Chi-Squared Test and Probability – A Step-by-Step Guide
What is a Chi-Squared Test?
A chi-squared (\(\chi^2\)) test is a statistical method used to analyze tabular data with frequencies or counts. It helps determine whether two qualitative variables are related or independent. Common applications include examining:
- Hair colour vs. eye colour
- Gender vs. handedness
- Social status vs. crime rates
Example Dataset: Handedness by Gender
Here’s a contingency table showing gender and handedness:
Right-Handed | Left-Handed | Total | |
---|---|---|---|
Male | 43 | 9 | 52 |
Female | 44 | 4 | 48 |
Total | 87 | 13 | 100 |
Hypotheses:
- Null hypothesis (\(H_0\)): Gender and handedness are
independent
- Alternative hypothesis (\(H_1\)): There is a relationship between gender and handedness
Conducting the Chi-Squared Test
Step 1: State the Hypotheses
- \(H_0\): The variables are
independent
- \(H_1\): The variables are dependent
Step 2: Compute the Test Statistic
Use this formula for each cell:
\[ \frac{(O_{ij} - E_{ij})^2}{E_{ij}} \]
Where:
- \(O_{ij}\) = Observed
frequency
- \(E_{ij}\) = Expected frequency if \(H_0\) were true
Step 3: Calculate and Sum the Terms
\[ T = \frac{(20 - 15)^2}{15} + \frac{(10 - 15)^2}{15} + \cdots = 6.67 \]
Step 4: Compare with the Critical Value
- Degrees of freedom: \((2-1)(3-1) =
2\)
- Critical value at 5% significance: 7.378
Decision:
Since 6.67 < 7.378, we fail to reject the null hypothesis.
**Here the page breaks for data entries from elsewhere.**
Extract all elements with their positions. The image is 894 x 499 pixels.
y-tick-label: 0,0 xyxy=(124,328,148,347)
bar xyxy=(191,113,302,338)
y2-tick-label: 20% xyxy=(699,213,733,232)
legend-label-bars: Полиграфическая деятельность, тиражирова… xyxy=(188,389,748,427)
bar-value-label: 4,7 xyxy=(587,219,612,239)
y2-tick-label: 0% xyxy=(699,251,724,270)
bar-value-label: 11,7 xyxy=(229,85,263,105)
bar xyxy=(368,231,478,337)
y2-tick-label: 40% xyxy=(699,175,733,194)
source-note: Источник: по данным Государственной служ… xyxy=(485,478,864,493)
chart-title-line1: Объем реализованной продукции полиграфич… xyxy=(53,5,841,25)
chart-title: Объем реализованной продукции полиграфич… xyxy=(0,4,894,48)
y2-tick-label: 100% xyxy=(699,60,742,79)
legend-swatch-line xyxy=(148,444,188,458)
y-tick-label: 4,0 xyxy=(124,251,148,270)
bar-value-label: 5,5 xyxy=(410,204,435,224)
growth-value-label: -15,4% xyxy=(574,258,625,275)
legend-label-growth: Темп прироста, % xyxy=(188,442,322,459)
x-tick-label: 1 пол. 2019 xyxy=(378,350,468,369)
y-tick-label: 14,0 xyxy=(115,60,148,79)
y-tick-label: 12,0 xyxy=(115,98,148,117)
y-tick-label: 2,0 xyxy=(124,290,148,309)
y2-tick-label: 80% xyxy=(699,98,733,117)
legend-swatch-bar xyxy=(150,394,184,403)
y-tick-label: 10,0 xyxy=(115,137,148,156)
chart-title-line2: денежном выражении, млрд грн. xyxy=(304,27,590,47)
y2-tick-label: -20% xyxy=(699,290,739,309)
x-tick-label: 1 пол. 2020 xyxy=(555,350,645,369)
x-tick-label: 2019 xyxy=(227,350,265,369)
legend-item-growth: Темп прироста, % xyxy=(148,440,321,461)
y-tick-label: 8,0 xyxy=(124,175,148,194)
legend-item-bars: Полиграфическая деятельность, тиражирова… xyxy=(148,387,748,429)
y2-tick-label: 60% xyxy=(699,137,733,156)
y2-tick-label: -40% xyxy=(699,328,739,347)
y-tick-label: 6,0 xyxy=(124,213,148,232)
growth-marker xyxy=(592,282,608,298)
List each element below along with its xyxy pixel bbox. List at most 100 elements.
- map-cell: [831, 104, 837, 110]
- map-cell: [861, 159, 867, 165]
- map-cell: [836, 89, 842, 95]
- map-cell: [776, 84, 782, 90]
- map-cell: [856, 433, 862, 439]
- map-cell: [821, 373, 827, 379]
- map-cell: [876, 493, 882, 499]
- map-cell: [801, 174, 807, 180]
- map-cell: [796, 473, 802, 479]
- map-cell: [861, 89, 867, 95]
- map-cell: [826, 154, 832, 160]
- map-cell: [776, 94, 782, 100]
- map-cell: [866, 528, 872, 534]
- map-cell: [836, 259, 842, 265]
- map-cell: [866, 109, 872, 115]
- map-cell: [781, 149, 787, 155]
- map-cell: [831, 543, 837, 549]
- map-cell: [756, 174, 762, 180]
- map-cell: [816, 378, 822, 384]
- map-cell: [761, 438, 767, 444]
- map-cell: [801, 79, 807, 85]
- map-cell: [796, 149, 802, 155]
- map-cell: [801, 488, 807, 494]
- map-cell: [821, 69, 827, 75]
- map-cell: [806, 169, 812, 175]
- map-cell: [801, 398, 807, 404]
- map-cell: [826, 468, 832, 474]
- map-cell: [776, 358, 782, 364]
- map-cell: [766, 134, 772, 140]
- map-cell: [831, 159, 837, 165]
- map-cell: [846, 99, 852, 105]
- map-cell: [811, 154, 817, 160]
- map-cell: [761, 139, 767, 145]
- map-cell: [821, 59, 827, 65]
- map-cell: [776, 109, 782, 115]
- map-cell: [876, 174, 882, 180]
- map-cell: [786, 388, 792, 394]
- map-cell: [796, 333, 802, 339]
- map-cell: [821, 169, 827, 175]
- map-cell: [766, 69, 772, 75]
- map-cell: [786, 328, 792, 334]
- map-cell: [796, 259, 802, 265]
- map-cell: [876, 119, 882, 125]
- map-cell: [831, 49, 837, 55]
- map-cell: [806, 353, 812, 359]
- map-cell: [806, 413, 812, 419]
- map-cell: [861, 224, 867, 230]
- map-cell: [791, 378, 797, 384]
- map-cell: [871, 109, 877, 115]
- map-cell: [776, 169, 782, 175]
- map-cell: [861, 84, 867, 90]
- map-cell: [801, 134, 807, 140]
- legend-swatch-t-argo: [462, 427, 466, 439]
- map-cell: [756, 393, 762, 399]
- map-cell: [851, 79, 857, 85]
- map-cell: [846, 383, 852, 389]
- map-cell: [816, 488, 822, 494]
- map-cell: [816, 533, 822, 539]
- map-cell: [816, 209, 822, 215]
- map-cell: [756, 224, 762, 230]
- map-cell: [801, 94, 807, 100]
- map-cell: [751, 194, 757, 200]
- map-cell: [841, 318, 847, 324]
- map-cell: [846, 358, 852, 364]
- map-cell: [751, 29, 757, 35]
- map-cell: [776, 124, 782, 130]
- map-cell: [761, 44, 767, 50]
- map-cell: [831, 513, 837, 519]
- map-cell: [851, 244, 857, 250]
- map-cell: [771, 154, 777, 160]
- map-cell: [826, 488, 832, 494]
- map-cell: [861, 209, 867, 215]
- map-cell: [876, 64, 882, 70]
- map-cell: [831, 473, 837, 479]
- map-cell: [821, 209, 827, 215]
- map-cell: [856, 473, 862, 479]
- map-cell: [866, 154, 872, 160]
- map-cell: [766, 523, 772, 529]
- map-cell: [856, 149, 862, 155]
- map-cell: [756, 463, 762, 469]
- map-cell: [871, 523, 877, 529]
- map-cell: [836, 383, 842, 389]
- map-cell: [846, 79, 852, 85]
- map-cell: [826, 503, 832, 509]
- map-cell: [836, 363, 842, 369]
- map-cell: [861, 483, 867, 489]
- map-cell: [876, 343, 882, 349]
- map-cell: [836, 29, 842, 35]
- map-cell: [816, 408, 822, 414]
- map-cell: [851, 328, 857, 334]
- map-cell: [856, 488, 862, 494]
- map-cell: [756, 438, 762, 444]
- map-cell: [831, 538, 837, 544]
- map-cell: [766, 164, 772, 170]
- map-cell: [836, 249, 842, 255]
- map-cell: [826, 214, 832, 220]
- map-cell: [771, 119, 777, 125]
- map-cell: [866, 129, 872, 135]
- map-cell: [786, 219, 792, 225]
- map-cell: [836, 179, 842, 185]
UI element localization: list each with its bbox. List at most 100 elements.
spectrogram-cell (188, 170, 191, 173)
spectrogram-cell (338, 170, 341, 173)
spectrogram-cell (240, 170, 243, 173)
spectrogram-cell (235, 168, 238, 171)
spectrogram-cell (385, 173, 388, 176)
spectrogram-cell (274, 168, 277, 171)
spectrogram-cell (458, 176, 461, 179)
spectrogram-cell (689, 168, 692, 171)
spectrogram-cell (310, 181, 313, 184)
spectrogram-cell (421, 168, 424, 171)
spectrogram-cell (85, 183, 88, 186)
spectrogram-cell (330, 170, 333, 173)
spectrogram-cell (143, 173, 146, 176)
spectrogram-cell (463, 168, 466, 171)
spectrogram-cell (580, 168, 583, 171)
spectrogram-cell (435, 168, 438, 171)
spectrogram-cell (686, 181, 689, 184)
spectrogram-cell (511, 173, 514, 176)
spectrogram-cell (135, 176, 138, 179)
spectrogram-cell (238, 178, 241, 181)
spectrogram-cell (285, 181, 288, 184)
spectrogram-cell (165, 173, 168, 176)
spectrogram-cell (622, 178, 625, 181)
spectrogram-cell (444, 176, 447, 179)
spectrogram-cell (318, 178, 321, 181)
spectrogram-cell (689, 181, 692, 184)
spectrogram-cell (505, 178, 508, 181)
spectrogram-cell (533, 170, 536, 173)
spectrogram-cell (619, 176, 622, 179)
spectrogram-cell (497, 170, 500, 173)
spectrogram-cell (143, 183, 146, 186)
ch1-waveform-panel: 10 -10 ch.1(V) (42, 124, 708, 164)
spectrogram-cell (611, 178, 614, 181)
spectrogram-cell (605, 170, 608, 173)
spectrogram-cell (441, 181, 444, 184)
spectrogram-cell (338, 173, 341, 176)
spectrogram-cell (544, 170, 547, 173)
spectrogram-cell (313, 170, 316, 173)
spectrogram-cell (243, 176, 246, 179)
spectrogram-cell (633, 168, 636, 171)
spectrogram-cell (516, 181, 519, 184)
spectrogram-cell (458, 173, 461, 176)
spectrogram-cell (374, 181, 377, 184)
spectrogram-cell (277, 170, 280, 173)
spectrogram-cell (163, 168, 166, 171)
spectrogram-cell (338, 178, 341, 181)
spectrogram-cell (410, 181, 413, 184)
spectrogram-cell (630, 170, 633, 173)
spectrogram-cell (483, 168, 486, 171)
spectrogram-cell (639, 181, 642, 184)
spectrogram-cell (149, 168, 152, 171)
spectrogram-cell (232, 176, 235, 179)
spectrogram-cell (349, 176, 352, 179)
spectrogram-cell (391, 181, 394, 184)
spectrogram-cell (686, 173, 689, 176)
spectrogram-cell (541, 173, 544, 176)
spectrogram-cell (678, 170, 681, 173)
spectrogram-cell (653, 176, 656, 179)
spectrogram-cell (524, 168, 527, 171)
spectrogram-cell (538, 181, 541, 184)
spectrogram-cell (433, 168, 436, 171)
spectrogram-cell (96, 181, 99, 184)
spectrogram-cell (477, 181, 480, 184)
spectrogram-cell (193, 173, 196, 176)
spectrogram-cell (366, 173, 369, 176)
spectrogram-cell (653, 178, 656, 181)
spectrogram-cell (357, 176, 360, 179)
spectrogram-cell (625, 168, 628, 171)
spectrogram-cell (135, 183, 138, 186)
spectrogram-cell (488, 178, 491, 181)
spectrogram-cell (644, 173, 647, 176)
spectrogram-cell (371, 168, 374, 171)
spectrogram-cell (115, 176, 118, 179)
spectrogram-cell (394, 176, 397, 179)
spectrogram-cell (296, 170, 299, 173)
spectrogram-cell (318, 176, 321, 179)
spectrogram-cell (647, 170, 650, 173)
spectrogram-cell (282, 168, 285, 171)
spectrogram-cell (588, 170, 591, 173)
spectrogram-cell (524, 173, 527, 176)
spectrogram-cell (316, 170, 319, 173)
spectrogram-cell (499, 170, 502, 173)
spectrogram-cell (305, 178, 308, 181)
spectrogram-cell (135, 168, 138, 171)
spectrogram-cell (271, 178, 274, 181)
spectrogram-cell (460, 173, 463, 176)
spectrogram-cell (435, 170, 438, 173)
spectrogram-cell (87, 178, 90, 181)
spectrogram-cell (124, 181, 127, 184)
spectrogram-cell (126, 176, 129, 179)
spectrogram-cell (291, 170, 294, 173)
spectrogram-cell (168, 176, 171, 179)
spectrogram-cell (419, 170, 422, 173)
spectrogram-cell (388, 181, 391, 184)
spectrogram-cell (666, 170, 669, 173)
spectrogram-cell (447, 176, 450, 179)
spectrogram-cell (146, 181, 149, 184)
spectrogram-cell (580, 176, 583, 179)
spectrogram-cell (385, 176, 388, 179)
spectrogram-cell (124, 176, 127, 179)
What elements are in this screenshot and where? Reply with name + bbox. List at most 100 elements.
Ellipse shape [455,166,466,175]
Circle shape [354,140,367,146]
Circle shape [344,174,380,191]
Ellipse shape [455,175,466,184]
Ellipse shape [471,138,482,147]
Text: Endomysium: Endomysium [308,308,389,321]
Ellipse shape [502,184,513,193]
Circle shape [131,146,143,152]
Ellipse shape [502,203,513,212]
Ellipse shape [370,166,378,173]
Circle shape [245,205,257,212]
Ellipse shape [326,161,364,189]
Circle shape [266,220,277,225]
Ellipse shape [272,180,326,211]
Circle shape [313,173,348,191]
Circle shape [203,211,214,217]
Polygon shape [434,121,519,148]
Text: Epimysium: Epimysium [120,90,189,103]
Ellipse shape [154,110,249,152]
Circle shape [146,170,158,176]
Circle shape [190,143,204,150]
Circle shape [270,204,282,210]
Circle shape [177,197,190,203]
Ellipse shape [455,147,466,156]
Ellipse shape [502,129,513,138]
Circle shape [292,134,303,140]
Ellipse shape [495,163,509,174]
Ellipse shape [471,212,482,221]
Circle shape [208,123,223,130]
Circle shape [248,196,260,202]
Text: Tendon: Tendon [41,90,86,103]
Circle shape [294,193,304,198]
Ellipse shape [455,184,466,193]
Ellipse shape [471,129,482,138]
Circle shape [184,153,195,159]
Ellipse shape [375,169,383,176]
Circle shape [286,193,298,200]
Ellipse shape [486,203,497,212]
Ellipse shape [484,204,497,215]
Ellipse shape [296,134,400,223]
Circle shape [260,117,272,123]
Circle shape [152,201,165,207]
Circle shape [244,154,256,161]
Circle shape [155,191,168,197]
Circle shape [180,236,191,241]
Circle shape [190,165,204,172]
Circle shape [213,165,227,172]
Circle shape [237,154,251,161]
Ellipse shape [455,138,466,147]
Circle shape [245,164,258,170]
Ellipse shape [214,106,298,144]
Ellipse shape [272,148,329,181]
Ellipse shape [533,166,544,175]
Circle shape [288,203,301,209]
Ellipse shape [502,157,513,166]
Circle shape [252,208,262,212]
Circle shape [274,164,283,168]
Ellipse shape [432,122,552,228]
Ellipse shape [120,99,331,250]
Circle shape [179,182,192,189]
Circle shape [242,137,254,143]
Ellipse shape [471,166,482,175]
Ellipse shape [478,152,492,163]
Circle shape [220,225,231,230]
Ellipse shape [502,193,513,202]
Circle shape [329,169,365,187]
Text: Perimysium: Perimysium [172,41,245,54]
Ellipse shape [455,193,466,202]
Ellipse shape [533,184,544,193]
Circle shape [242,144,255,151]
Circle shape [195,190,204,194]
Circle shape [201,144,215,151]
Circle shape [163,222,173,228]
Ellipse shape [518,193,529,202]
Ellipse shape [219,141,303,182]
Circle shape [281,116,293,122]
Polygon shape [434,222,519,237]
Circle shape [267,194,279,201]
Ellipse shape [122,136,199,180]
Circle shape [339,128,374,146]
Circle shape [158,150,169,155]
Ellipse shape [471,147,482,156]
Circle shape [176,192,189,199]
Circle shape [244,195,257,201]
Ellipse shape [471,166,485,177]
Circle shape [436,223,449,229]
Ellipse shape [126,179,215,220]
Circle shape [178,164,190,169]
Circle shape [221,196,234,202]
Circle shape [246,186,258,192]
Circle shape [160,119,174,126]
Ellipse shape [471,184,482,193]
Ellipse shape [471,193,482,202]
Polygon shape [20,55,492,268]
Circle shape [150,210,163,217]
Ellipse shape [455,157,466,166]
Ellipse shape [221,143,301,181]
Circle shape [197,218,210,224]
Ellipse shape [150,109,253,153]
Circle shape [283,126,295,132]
There’s
insufficient evidence of a relationship between gender and course
choice.
Probability Insights
Student Distribution by Course and Gender
Program | Male | Female | Total |
---|---|---|---|
Maths | 20 | 10 | 30 |
Equine Studies | 10 | 20 | 30 |
Chemistry | 30 | 30 | 60 |
Total | 60 | 60 | 120 |
Basic Probability
Probability a student is in Equine Studies:
\[ P(\text{Equine}) = \frac{30}{120} = 0.25 \]
Conditional Probability
Probability a student is in Equine Studies given they are female:
\[ P(\text{Equine} | \text{Female}) = \frac{20/120}{60/120} = 0.33 \]
Chi-Squared Test Formula (General)
\[ \chi^2 = \sum_{i=1}^{n} \frac{(O_i - E_i)^2}{E_i} \]
Where:
- \(X^2\) = Chi-squared
statistic
- \(O_i\) = Observed frequency
- \(E_i\) = Expected frequency
- \(n\) = Number of categories
Summary
The chi-squared test is a valuable tool in analyzing the independence between categorical variables and determining whether observed differences are statistically significant.